Entropy Bounds via Hypothesis Testing and Its Applications to Two-Way Key Distillation in Quantum Cryptography

TL;DR

This paper establishes a rigorous link between two-way quantum key distillation rates and quantum hypothesis testing, leading to improved entropy bounds and enhanced security analysis in quantum cryptography.

Contribution

It introduces a novel connection between key rate bounds and quantum hypothesis testing, improving finite blocklength bounds and clarifying conditions for key generation.

Findings

Enhanced key rate bounds at small to intermediate blocklengths.

Closed the gap between sufficient and conjectured necessary conditions for key generation.

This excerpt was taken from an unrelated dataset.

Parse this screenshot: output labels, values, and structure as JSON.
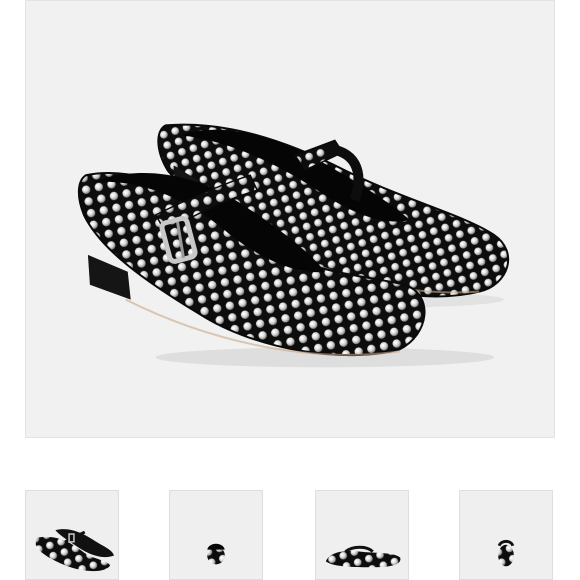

Demonstrated how quantum hypothesis testing advances can improve QKD security analysis.

Abstract

Quantum key distribution (QKD) achieves information-theoretic security, without relying on computational assumptions, by distributing quantum states. To establish secret bits, two honest parties exploit key distillation protocols over measurement outcomes resulting after the the distribution of quantum states. In this work, we establish a rigorous connection between the key rate achievable by applying two-way key distillation, such as advantage distillation, and quantum asymptotic hypothesis testing, via an integral representation of the relative entropy. This connection improves key rates at small to intermediate blocklengths relative to existing fidelity-based bounds and enables the computation of entropy bounds for intermediate to large blocklengths. Moreover, this connection allows one to close the gap between known sufficient and conjectured necessary conditions for key generation in the asymptotic regime, while the precise finite blocklegth conditions remain open. More broadly, our work shows how advances in quantum multiple hypothesis testing can directly sharpen the security analyses of QKD.